I recall several years ago when my mother was diagnosed with type 2 diabetes. Without any information from her doctor, we were left to figure things out on our own. This is common for many families. One of the first things I learned was how, in my own family, there was no agreement on what being told she had ‘a little sugar’ really meant. I thought it meant she had type 2 diabetes but my older sisters believed having ‘sugar’ was simply not the same as having diabetes. Hmmmm! My sisters are both well-educated and informed, so it just proves how misconceptions about diabetes have lived in our families and communities forever.
The second hurdle we had to get over was what to do about it. Along with giving my mother her diagnosis – which he implied was not a big deal – the doctor also told her to just ‘watch what she ate’. Her doctor was in his late 40s so I thought he would have overcome the misconceptions himself, but not so. His practice was primarily older adults and, like both my parents, most of them respected, admired and trusted him. His word was golden. So convincing my mother she had type 2 diabetes was no easy task.
I have learned so much about type 2 diabetes since that time, so if you have been recently diagnosed, here are 5 things you should know:
1. Learning about diabetes is a lifelong process. Read about it. Ask your health providers questions and feel free to express any concerns you have about your diagnosis, symptoms and treatment. Talk to others who have the disease, especially those who have learned to keep their condition under control and enjoy a good quality of life.

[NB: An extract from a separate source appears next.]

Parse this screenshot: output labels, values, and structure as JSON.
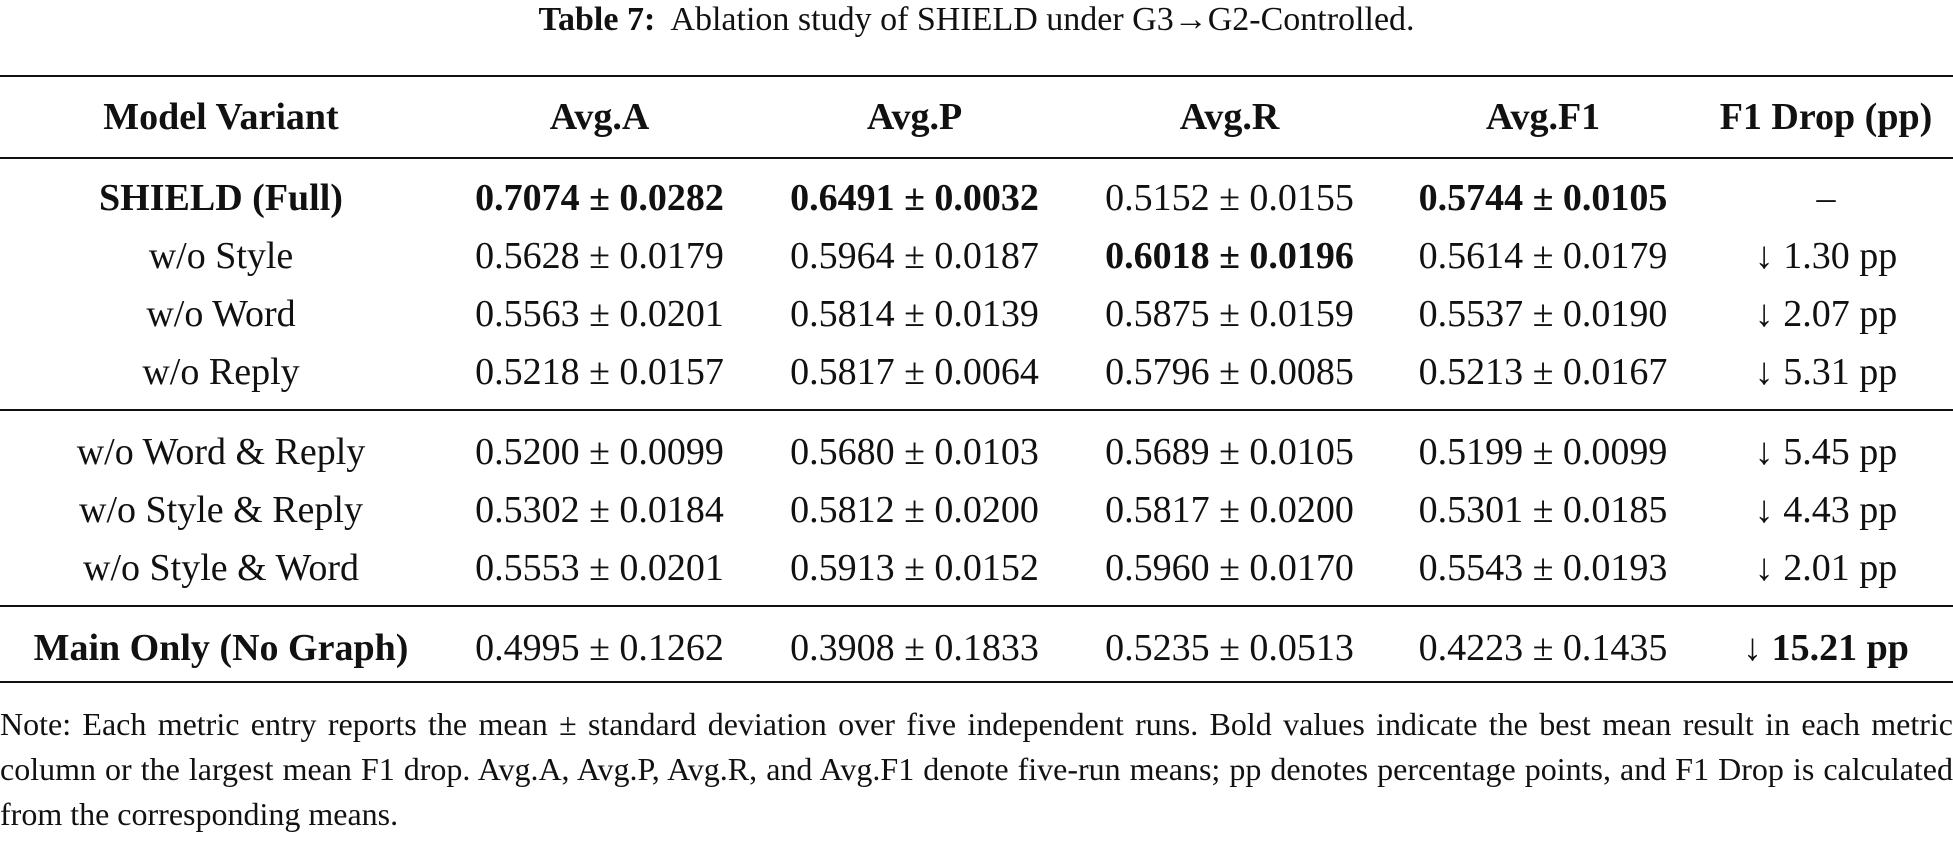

2. You can manage your type 2 diabetes. It is so much easier to prevent it than it is to control it, but if you do have it you must learn to manage it. Ask for help when needed and take advantage of the support offered. Change those negative habits into positive ones. Reduce your stress. Keep track of your blood sugar levels. Get the sleep you need. Take your medications as prescribed. Learn how to manage your pain.
3. Forgive yourself. I have learned there is a lot of self-blaming that occurs with people diagnosed with type 2 diabetes. In fact, there is often a sense of shame. As a result, people end up stressed out and overwhelmed which can affect their blood glucose level.
4. Your family members should get tested. First of all, it is important to know that diabetes is preventable. However, however your diagnosis means your children and siblings are also at risk. 29 million people in the U.S. have type 2 diabetes. One in four of them don’t even know it. Use what you learn to help empower your family and if several of your relatives have the disease, work to break the cycle of type 2 diabetes now!
5. You really can make lemonade out of lemons. While this is something you would never wish for, you really can turn it into an opportunity. Perhaps you have not made the best decisions about what you eat and how active you are. Now is your chance to replace those negative habits with positive ones, lose weight and increase your physical activity. Consider attending a diabetes support group, taking a diabetes self-management class or meeting with a nutritionist.